Sugar has become a major source of contention in the food industry. But what exactly is sugar, and how does it impact health and the human body? This session will begin with a scientific explanation of sugar and its various forms. The panelists will then discuss how FDA and state regulatory agencies are addressing sugar, as well as sugar-centric industry litigation that have challenged marketing and advertising claims.

Experts from both the FTC and NAD will share the perspective of their respective organizations on their roles in industry marketing, with a focus on recent actions, and claim substantiation for dietary supplement products.

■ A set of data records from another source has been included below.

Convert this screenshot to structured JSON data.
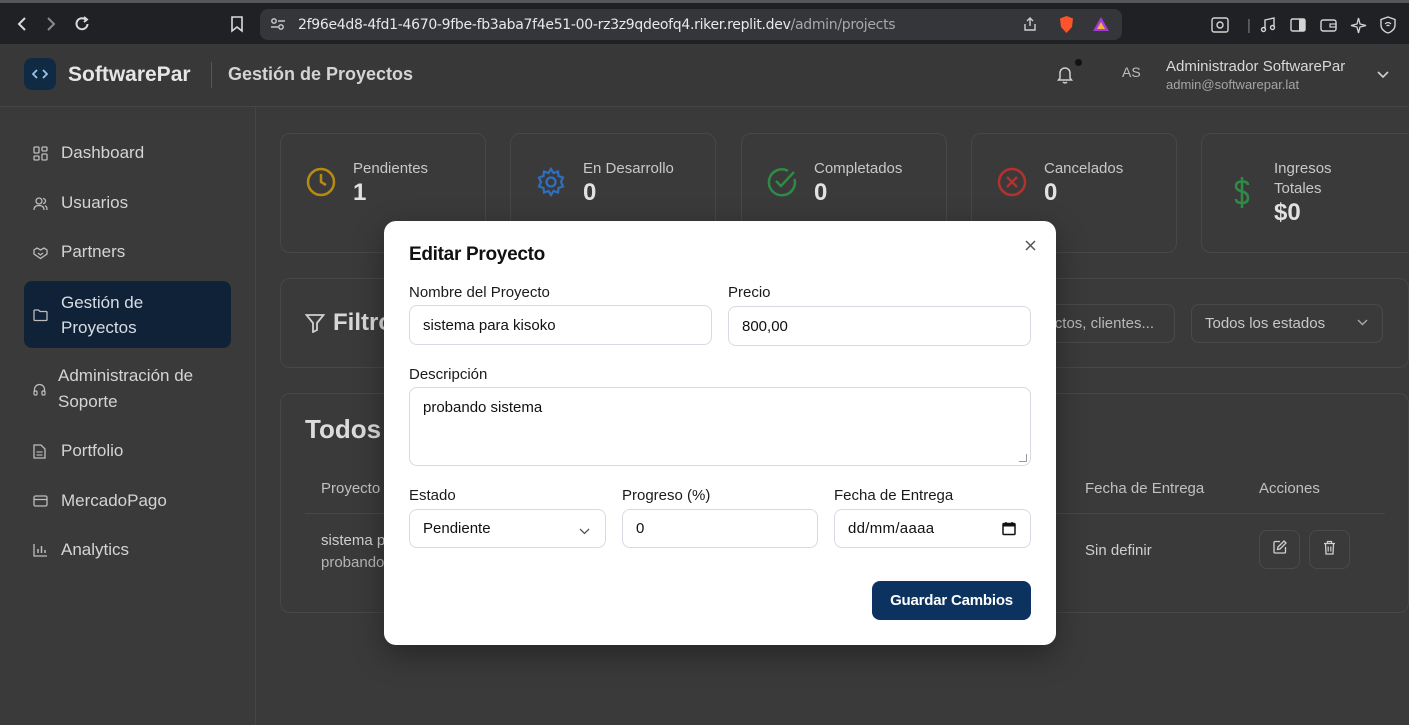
{
  "browser": {
    "url_host": "2f96e4d8-4fd1-4670-9fbe-fb3aba7f4e51-00-rz3z9qdeofq4.riker.replit.dev",
    "url_path": "/admin/projects"
  },
  "header": {
    "logo_icon": "code-brackets-icon",
    "brand": "SoftwarePar",
    "page_title": "Gestión de Proyectos",
    "avatar_initials": "AS",
    "user_name": "Administrador SoftwarePar",
    "user_email": "admin@softwarepar.lat"
  },
  "sidebar": {
    "items": [
      {
        "label": "Dashboard",
        "icon": "grid-icon"
      },
      {
        "label": "Usuarios",
        "icon": "users-icon"
      },
      {
        "label": "Partners",
        "icon": "handshake-icon"
      },
      {
        "label": "Gestión de Proyectos",
        "icon": "folder-icon",
        "active": true
      },
      {
        "label": "Administración de Soporte",
        "icon": "headphones-icon"
      },
      {
        "label": "Portfolio",
        "icon": "document-icon"
      },
      {
        "label": "MercadoPago",
        "icon": "credit-card-icon"
      },
      {
        "label": "Analytics",
        "icon": "bar-chart-icon"
      }
    ]
  },
  "stats": [
    {
      "label": "Pendientes",
      "value": "1",
      "icon": "clock-icon",
      "color": "#b88a12"
    },
    {
      "label": "En Desarrollo",
      "value": "0",
      "icon": "gear-icon",
      "color": "#2f6fc0"
    },
    {
      "label": "Completados",
      "value": "0",
      "icon": "check-circle-icon",
      "color": "#2e8b47"
    },
    {
      "label": "Cancelados",
      "value": "0",
      "icon": "x-circle-icon",
      "color": "#b3322e"
    },
    {
      "label": "Ingresos Totales",
      "value": "$0",
      "icon": "dollar-icon",
      "color": "#2e8b47"
    }
  ],
  "filters": {
    "title": "Filtros",
    "search_placeholder": "Buscar proyectos, clientes...",
    "status_value": "Todos los estados"
  },
  "table": {
    "title": "Todos los Proyectos",
    "headers": [
      "Proyecto",
      "Fecha de Entrega",
      "Acciones"
    ],
    "row": {
      "name": "sistema para kisoko",
      "description": "probando sistema",
      "delivery": "Sin definir"
    }
  },
  "modal": {
    "title": "Editar Proyecto",
    "name_label": "Nombre del Proyecto",
    "name_value": "sistema para kisoko",
    "price_label": "Precio",
    "price_value": "800,00",
    "description_label": "Descripción",
    "description_value": "probando sistema",
    "status_label": "Estado",
    "status_value": "Pendiente",
    "progress_label": "Progreso (%)",
    "progress_value": "0",
    "date_label": "Fecha de Entrega",
    "date_placeholder": "dd/mm/aaaa",
    "save_label": "Guardar Cambios",
    "accent": "#0c3360"
  }
}
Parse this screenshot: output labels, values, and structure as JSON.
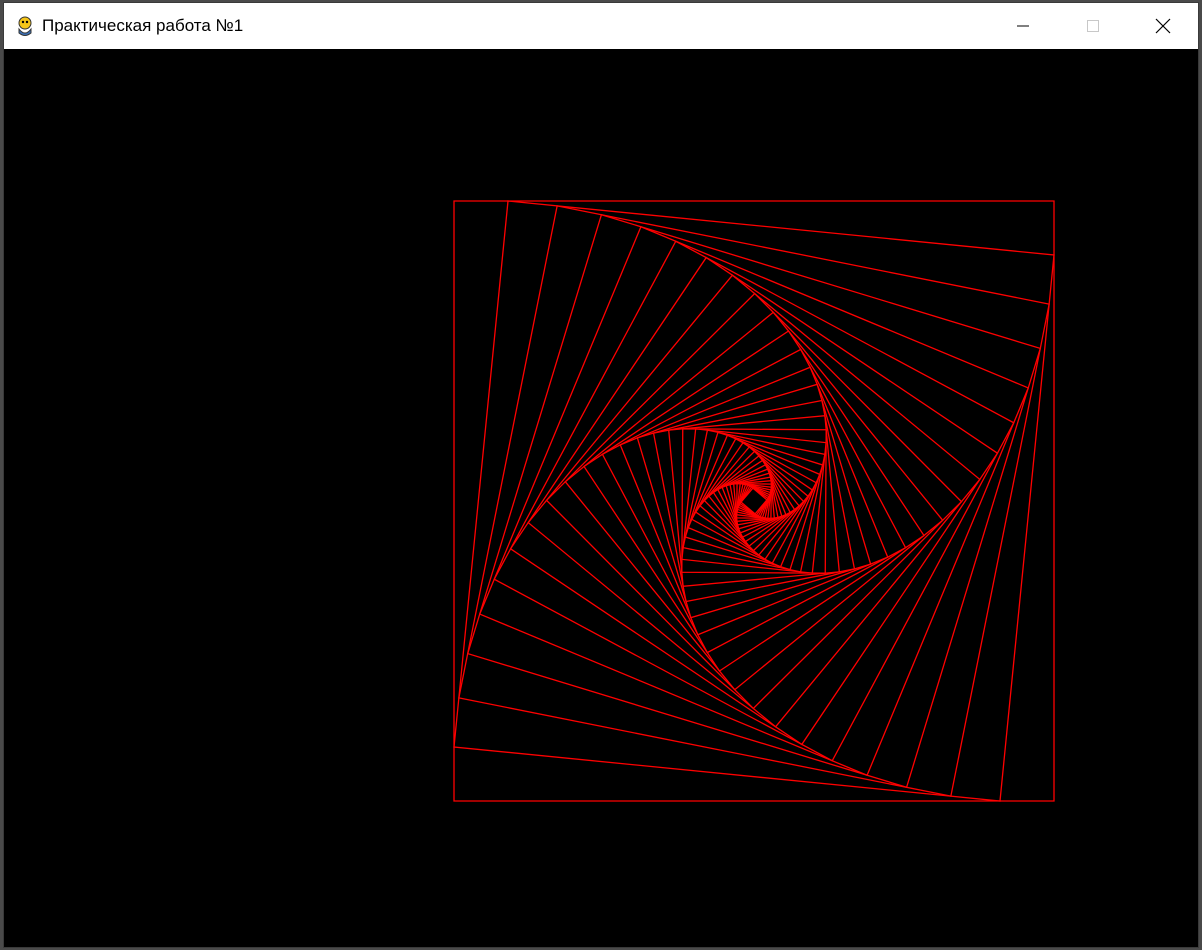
{
  "window": {
    "title": "Практическая работа №1",
    "app_icon": "pygame-snake-icon",
    "controls": {
      "minimize_icon": "minimize-icon",
      "maximize_icon": "maximize-icon",
      "close_icon": "close-icon"
    }
  },
  "canvas": {
    "background_color": "#000000",
    "stroke_color": "#ff0000",
    "figure": "nested-rotating-squares",
    "square_count": 40
  }
}
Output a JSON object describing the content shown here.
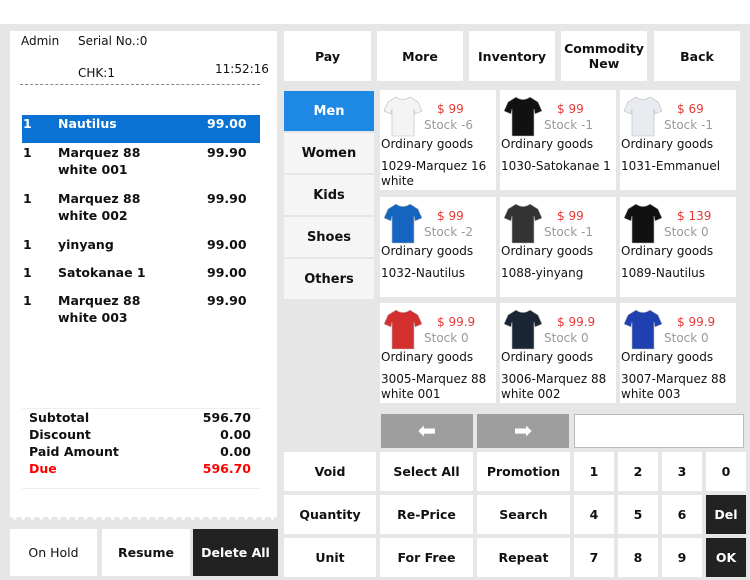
{
  "receipt": {
    "user": "Admin",
    "serial": "Serial No.:0",
    "checkout": "CHK:1",
    "time": "11:52:16",
    "items": [
      {
        "qty": "1",
        "name": "Nautilus",
        "price": "99.00",
        "selected": true
      },
      {
        "qty": "1",
        "name": "Marquez 88 white 001",
        "price": "99.90"
      },
      {
        "qty": "1",
        "name": "Marquez 88 white 002",
        "price": "99.90"
      },
      {
        "qty": "1",
        "name": "yinyang",
        "price": "99.00"
      },
      {
        "qty": "1",
        "name": "Satokanae 1",
        "price": "99.00"
      },
      {
        "qty": "1",
        "name": "Marquez 88 white 003",
        "price": "99.90"
      }
    ],
    "totals": {
      "subtotal_label": "Subtotal",
      "subtotal": "596.70",
      "discount_label": "Discount",
      "discount": "0.00",
      "paid_label": "Paid Amount",
      "paid": "0.00",
      "due_label": "Due",
      "due": "596.70"
    }
  },
  "bottom_left": {
    "hold": "On Hold",
    "resume": "Resume",
    "delete_all": "Delete All"
  },
  "toolbar": {
    "pay": "Pay",
    "more": "More",
    "inventory": "Inventory",
    "commodity_new": "Commodity New",
    "back": "Back"
  },
  "categories": [
    {
      "label": "Men",
      "active": true
    },
    {
      "label": "Women"
    },
    {
      "label": "Kids"
    },
    {
      "label": "Shoes"
    },
    {
      "label": "Others"
    }
  ],
  "products": [
    {
      "price": "$ 99",
      "stock": "Stock -6",
      "type": "Ordinary goods",
      "name": "1029-Marquez 16 white",
      "color": "#f4f4f4"
    },
    {
      "price": "$ 99",
      "stock": "Stock -1",
      "type": "Ordinary goods",
      "name": "1030-Satokanae 1",
      "color": "#111111"
    },
    {
      "price": "$ 69",
      "stock": "Stock -1",
      "type": "Ordinary goods",
      "name": "1031-Emmanuel",
      "color": "#e8ecf0"
    },
    {
      "price": "$ 99",
      "stock": "Stock -2",
      "type": "Ordinary goods",
      "name": "1032-Nautilus",
      "color": "#1565c0"
    },
    {
      "price": "$ 99",
      "stock": "Stock -1",
      "type": "Ordinary goods",
      "name": "1088-yinyang",
      "color": "#333333"
    },
    {
      "price": "$ 139",
      "stock": "Stock 0",
      "type": "Ordinary goods",
      "name": "1089-Nautilus",
      "color": "#111111"
    },
    {
      "price": "$ 99.9",
      "stock": "Stock 0",
      "type": "Ordinary goods",
      "name": "3005-Marquez 88 white 001",
      "color": "#d32f2f"
    },
    {
      "price": "$ 99.9",
      "stock": "Stock 0",
      "type": "Ordinary goods",
      "name": "3006-Marquez 88 white 002",
      "color": "#1a2535"
    },
    {
      "price": "$ 99.9",
      "stock": "Stock 0",
      "type": "Ordinary goods",
      "name": "3007-Marquez 88 white 003",
      "color": "#1e40b0"
    }
  ],
  "pager": {
    "prev": "⬅",
    "next": "➡",
    "input_value": ""
  },
  "actions": {
    "void": "Void",
    "quantity": "Quantity",
    "unit": "Unit",
    "select_all": "Select All",
    "reprice": "Re-Price",
    "for_free": "For Free",
    "promotion": "Promotion",
    "search": "Search",
    "repeat": "Repeat",
    "del": "Del",
    "ok": "OK"
  },
  "keypad": [
    "1",
    "2",
    "3",
    "0",
    "4",
    "5",
    "6",
    "7",
    "8",
    "9"
  ]
}
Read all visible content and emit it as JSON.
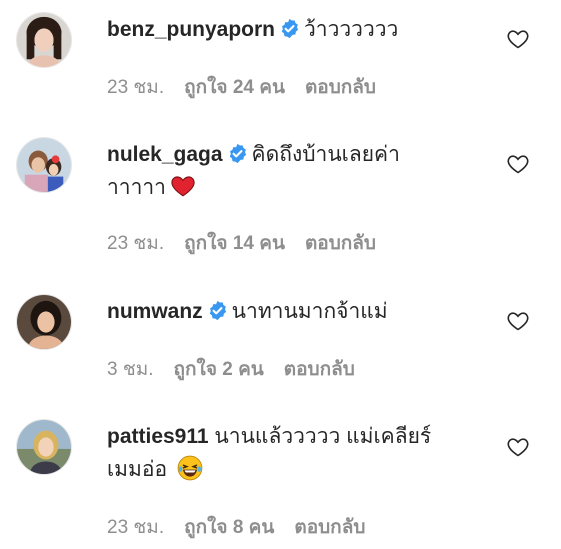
{
  "comments": [
    {
      "username": "benz_punyaporn",
      "verified": true,
      "text": "ว้าวววววว",
      "time": "23 ชม.",
      "likes": "ถูกใจ 24 คน",
      "reply": "ตอบกลับ"
    },
    {
      "username": "nulek_gaga",
      "verified": true,
      "text": "คิดถึงบ้านเลยค่าาาาาา",
      "text_line1": "คิดถึงบ้านเลยค่า",
      "text_line2": "าาาาา",
      "emoji": "red-heart-emoji",
      "time": "23 ชม.",
      "likes": "ถูกใจ 14 คน",
      "reply": "ตอบกลับ"
    },
    {
      "username": "numwanz",
      "verified": true,
      "text": "นาทานมากจ้าแม่",
      "time": "3 ชม.",
      "likes": "ถูกใจ 2 คน",
      "reply": "ตอบกลับ"
    },
    {
      "username": "patties911",
      "verified": false,
      "text_line1": "นานแล้ววววว แม่เคลียร์",
      "text_line2": "เมมอ่อ",
      "emoji": "laughing-tears-emoji",
      "time": "23 ชม.",
      "likes": "ถูกใจ 8 คน",
      "reply": "ตอบกลับ"
    }
  ],
  "colors": {
    "text": "#262626",
    "meta": "#8e8e8e",
    "verified": "#3897f0",
    "heart_outline": "#262626"
  }
}
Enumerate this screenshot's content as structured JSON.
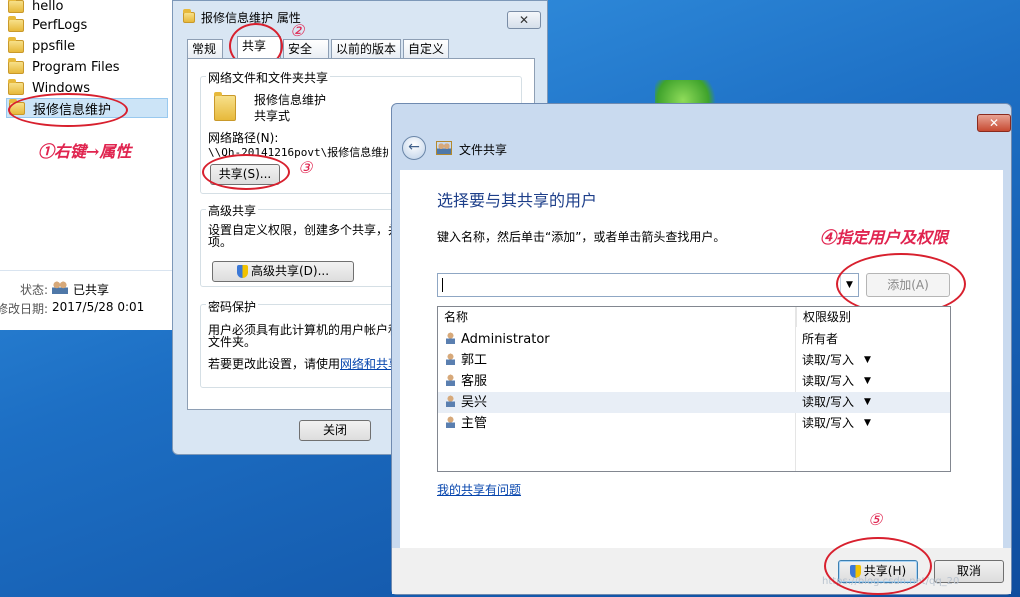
{
  "explorer": {
    "items": [
      {
        "label": "hello"
      },
      {
        "label": "PerfLogs"
      },
      {
        "label": "ppsfile"
      },
      {
        "label": "Program Files"
      },
      {
        "label": "Windows"
      },
      {
        "label": "报修信息维护"
      }
    ],
    "annotation_step1": "①右键→属性",
    "status_label": "状态:",
    "status_value": "已共享",
    "modified_label": "修改日期:",
    "modified_value": "2017/5/28 0:01"
  },
  "properties": {
    "title": "报修信息维护 属性",
    "close_x": "✕",
    "tabs": [
      {
        "label": "常规"
      },
      {
        "label": "共享"
      },
      {
        "label": "安全"
      },
      {
        "label": "以前的版本"
      },
      {
        "label": "自定义"
      }
    ],
    "annotation_step2": "②",
    "network_group_title": "网络文件和文件夹共享",
    "folder_name": "报修信息维护",
    "folder_state": "共享式",
    "network_path_label": "网络路径(N):",
    "network_path_value": "\\\\Qh-20141216povt\\报修信息维护",
    "share_button": "共享(S)...",
    "annotation_step3": "③",
    "advanced_group_title": "高级共享",
    "advanced_desc_1": "设置自定义权限，创建多个共享，并",
    "advanced_desc_2": "项。",
    "advanced_button": "高级共享(D)...",
    "password_group_title": "密码保护",
    "password_desc_1": "用户必须具有此计算机的用户帐户和",
    "password_desc_2": "文件夹。",
    "password_change_prefix": "若要更改此设置，请使用",
    "password_change_link": "网络和共享",
    "close_button": "关闭"
  },
  "share_dialog": {
    "close_x": "✕",
    "back_icon_glyph": "←",
    "title": "文件共享",
    "heading": "选择要与其共享的用户",
    "instruction": "键入名称，然后单击“添加”，或者单击箭头查找用户。",
    "annotation_step4": "④指定用户及权限",
    "input_value": "",
    "dropdown_glyph": "▼",
    "add_button": "添加(A)",
    "columns": [
      "名称",
      "权限级别"
    ],
    "rows": [
      {
        "name": "Administrator",
        "permission": "所有者",
        "has_dropdown": false
      },
      {
        "name": "郭工",
        "permission": "读取/写入",
        "has_dropdown": true
      },
      {
        "name": "客服",
        "permission": "读取/写入",
        "has_dropdown": true
      },
      {
        "name": "吴兴",
        "permission": "读取/写入",
        "has_dropdown": true
      },
      {
        "name": "主管",
        "permission": "读取/写入",
        "has_dropdown": true
      }
    ],
    "trouble_link": "我的共享有问题",
    "annotation_step5": "⑤",
    "share_button": "共享(H)",
    "cancel_button": "取消",
    "watermark": "https://blog.csdn.net/qq_20"
  },
  "colors": {
    "annotation_red": "#d8202e",
    "link_blue": "#0645ad",
    "heading_blue": "#1e3f8a"
  }
}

Social media marketing and advertising is vital for reaching tomorrow’s potential customers. This panel will look at the unique challenges of promoting food and dietary supplement products online, such as using influencers, contracting with third party providers of social media services, and what to do in the case of ingredient-based commercial disparagement claims and misinformation.

In the early 20^th Century, the FDA Standards of Identity were an important tool for combatting misleading food advertising. However, many of these standards are now out of date, creating obstacles for product innovation. The FDA recently announced the removal two previous standards while indicating more significant changes are on the way. This panel will review the history of FDA Standards of Identity, what their modernization may or should look like in light of public health objectives and consumer perceptions, and the potential impacts these changes may have on industry.

“What’s in a name? That which we call ‘milk’ by any other name would taste as sweet.” The market for and availability of plant-based meat and dairy product alternatives has exploded in recent years, and commercially available cell-based (lab grown) meat is just around the corner. But not everyone agrees that companies should use words like “sausage” and “milk” for plant- or cell-based products. This panel will discuss the legal status of meat and dairy product terms, the regulatory agreement between FDA and USDA, attempts by states legislatures to restrict the use of terminology, and how these issues should be considered in light of First Amendment jurisprudence. Panelists will also discuss the feasibility and merits of proactively creating a regulatory framework for cell-based meat.